[Gap Analysis] Implement In-House Model Serving Framework

### User Story

> As a developer who has trained a model with AiDotNet, I want to easily deploy it as a high-performance, production-ready REST API, so that I can integrate its predictions into my applications without needing a complex external serving solution.

---

### **Phase 1: Core Server and Model Management**

**Goal:** Create the foundational web server project and the API endpoints for dynamically loading and managing models.

#### **AC 1.1: Create the Serving Project (2 points)**
**Requirement:** Set up a new ASP.NET Core Web API project for the server.

-   [ ] Create a new C# project: `src/Serving/AiDotNet.Serving`.
-   [ ] The project must be configured as an ASP.NET Core Web API.
-   [ ] Add necessary project references to the core `AiDotNet` library.

#### **AC 1.2: Implement Model Repository (3 points)**
**Requirement:** Create a thread-safe, singleton service to store and manage loaded models.

-   [ ] Create a new file: `src/Serving/ModelRepository.cs`.
-   [ ] Define a `public class ModelRepository<T>` as a singleton service.
-   [ ] It must contain a private `ConcurrentDictionary<string, IModel<T>>` to store the loaded models, mapping a model name to the model instance.
-   [ ] Implement methods: `AddModel(string name, IModel<T> model)`, `GetModel(string name)`, and `RemoveModel(string name)`.

#### **AC 1.3: Create Model Management API (5 points)**
**Requirement:** Create an ASP.NET controller with endpoints to manage the models in the repository.

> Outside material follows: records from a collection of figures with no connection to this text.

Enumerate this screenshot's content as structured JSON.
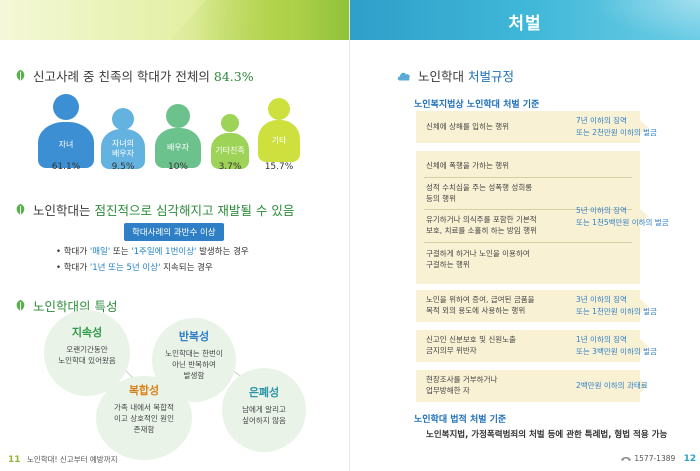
{
  "header": {
    "right_title": "처벌"
  },
  "left": {
    "section1": {
      "title_prefix": "신고사례 중 친족의 학대가 전체의 ",
      "title_highlight": "84.3%"
    },
    "persons": [
      {
        "label": "자녀",
        "pct": "61.1%",
        "color": "#3d8fd3"
      },
      {
        "label": "자녀의\n배우자",
        "pct": "9.5%",
        "color": "#64b2e0"
      },
      {
        "label": "배우자",
        "pct": "10%",
        "color": "#6cc28d"
      },
      {
        "label": "기타친족",
        "pct": "3.7%",
        "color": "#9dd357"
      },
      {
        "label": "기타",
        "pct": "15.7%",
        "color": "#cde03e"
      }
    ],
    "section2": {
      "title_prefix": "노인학대는 ",
      "title_highlight": "점진적으로 심각해지고 재발될 수 있음",
      "tag": "학대사례의 과반수 이상",
      "bullet1": {
        "a": "• 학대가 ",
        "q1": "'매일'",
        "b": " 또는 ",
        "q2": "'1주일에 1번이상'",
        "c": " 발생하는 경우"
      },
      "bullet2": {
        "a": "• 학대가 ",
        "q1": "'1년 또는 5년 이상'",
        "c": " 지속되는 경우"
      }
    },
    "section3": {
      "title": "노인학대의 특성"
    },
    "traits": [
      {
        "title": "지속성",
        "desc": "오랜기간동안\n노인학대 있어왔음"
      },
      {
        "title": "반복성",
        "desc": "노인학대는 한번이\n아닌 반복하여\n발생함"
      },
      {
        "title": "복합성",
        "desc": "가족 내에서 복합적\n이고 상호적인 원인\n존재함"
      },
      {
        "title": "은폐성",
        "desc": "남에게 알리고\n싶어하지 않음"
      }
    ],
    "footer": {
      "page": "11",
      "text": "노인학대! 신고부터 예방까지"
    }
  },
  "right": {
    "section_title_prefix": "노인학대 ",
    "section_title_highlight": "처벌규정",
    "subhead1": "노인복지법상 노인학대 처벌 기준",
    "crimes": [
      {
        "items": [
          "신체에 상해를 입히는 행위"
        ],
        "penalty": "7년 이하의 징역\n또는 2천만원 이하의 벌금"
      },
      {
        "items": [
          "신체에 폭행을 가하는 행위",
          "성적 수치심을 주는 성폭행 성희롱\n등의 행위",
          "유기하거나 의식주를 포함한 기본적\n보호, 치료를 소홀히 하는 방임 행위",
          "구걸하게 하거나 노인을 이용하여\n구걸하는 행위"
        ],
        "penalty": "5년 이하의 징역\n또는 1천5백만원 이하의 벌금"
      },
      {
        "items": [
          "노인을 위하여 증여, 급여된 금품을\n목적 외의 용도에 사용하는 행위"
        ],
        "penalty": "3년 이하의 징역\n또는 1천만원 이하의 벌금"
      },
      {
        "items": [
          "신고인 신분보호 및 신원노출\n금지의무 위반자"
        ],
        "penalty": "1년 이하의 징역\n또는 3백만원 이하의 벌금"
      },
      {
        "items": [
          "현장조사를 거부하거나\n업무방해한 자"
        ],
        "penalty": "2백만원 이하의 과태료"
      }
    ],
    "subhead2": "노인학대 법적 처벌 기준",
    "bottom_text": "노인복지법, 가정폭력범죄의 처벌 등에 관한 특례법, 형법 적용 가능",
    "footer": {
      "phone": "1577-1389",
      "page": "12"
    }
  }
}
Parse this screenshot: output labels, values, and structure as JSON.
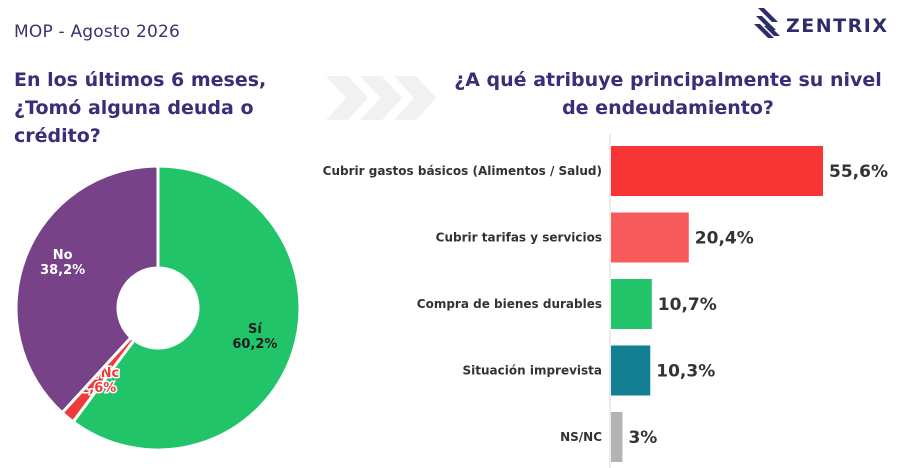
{
  "header": {
    "subtitle": "MOP - Agosto 2026",
    "logo_text": "ZENTRIX"
  },
  "left_question": {
    "title": "En los últimos 6 meses, ¿Tomó alguna deuda o crédito?"
  },
  "right_question": {
    "title": "¿A qué atribuye principalmente su nivel de endeudamiento?"
  },
  "chart_data": [
    {
      "type": "pie",
      "title": "En los últimos 6 meses, ¿Tomó alguna deuda o crédito?",
      "slices": [
        {
          "label": "Sí",
          "value": 60.2,
          "value_label": "60,2%",
          "color": "#22c46a"
        },
        {
          "label": "Ns/Nc",
          "value": 1.6,
          "value_label": "1,6%",
          "color": "#f03a3a"
        },
        {
          "label": "No",
          "value": 38.2,
          "value_label": "38,2%",
          "color": "#784289"
        }
      ],
      "donut": true
    },
    {
      "type": "bar",
      "orientation": "horizontal",
      "title": "¿A qué atribuye principalmente su nivel de endeudamiento?",
      "categories": [
        "Cubrir gastos básicos (Alimentos / Salud)",
        "Cubrir tarifas y servicios",
        "Compra de bienes durables",
        "Situación imprevista",
        "NS/NC"
      ],
      "values": [
        55.6,
        20.4,
        10.7,
        10.3,
        3
      ],
      "value_labels": [
        "55,6%",
        "20,4%",
        "10,7%",
        "10,3%",
        "3%"
      ],
      "colors": [
        "#f73535",
        "#f75a5a",
        "#22c46a",
        "#127f93",
        "#b3b3b3"
      ]
    }
  ]
}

-   [ ] Create a new controller: `src/Serving/Controllers/ModelsController.cs`.
-   [ ] **`POST /models` Endpoint:**
    -   [ ] This endpoint will accept a request body containing a `model_name` and a `model_path`.
    -   [ ] It must load a saved AiDotNet model from the `model_path` using the library's existing deserialization logic.
    -   [ ] It will then add the loaded model to the `ModelRepository` with the given name.
-   [ ] **`GET /models` Endpoint:**
    -   [ ] This endpoint will return a list of the names of all currently loaded models from the `ModelRepository`.
-   [ ] **`DELETE /models/{model_name}` Endpoint:**
    -   [ ] This endpoint will remove the specified model from the `ModelRepository`.

---

### **Phase 2: High-Performance Inference Endpoint**

**Goal:** Implement the `/predict` endpoint with dynamic request batching to maximize throughput.

#### **AC 2.1: Implement Request Batching Service (13 points)**
**Requirement:** Create the core service that collects, batches, and processes inference requests.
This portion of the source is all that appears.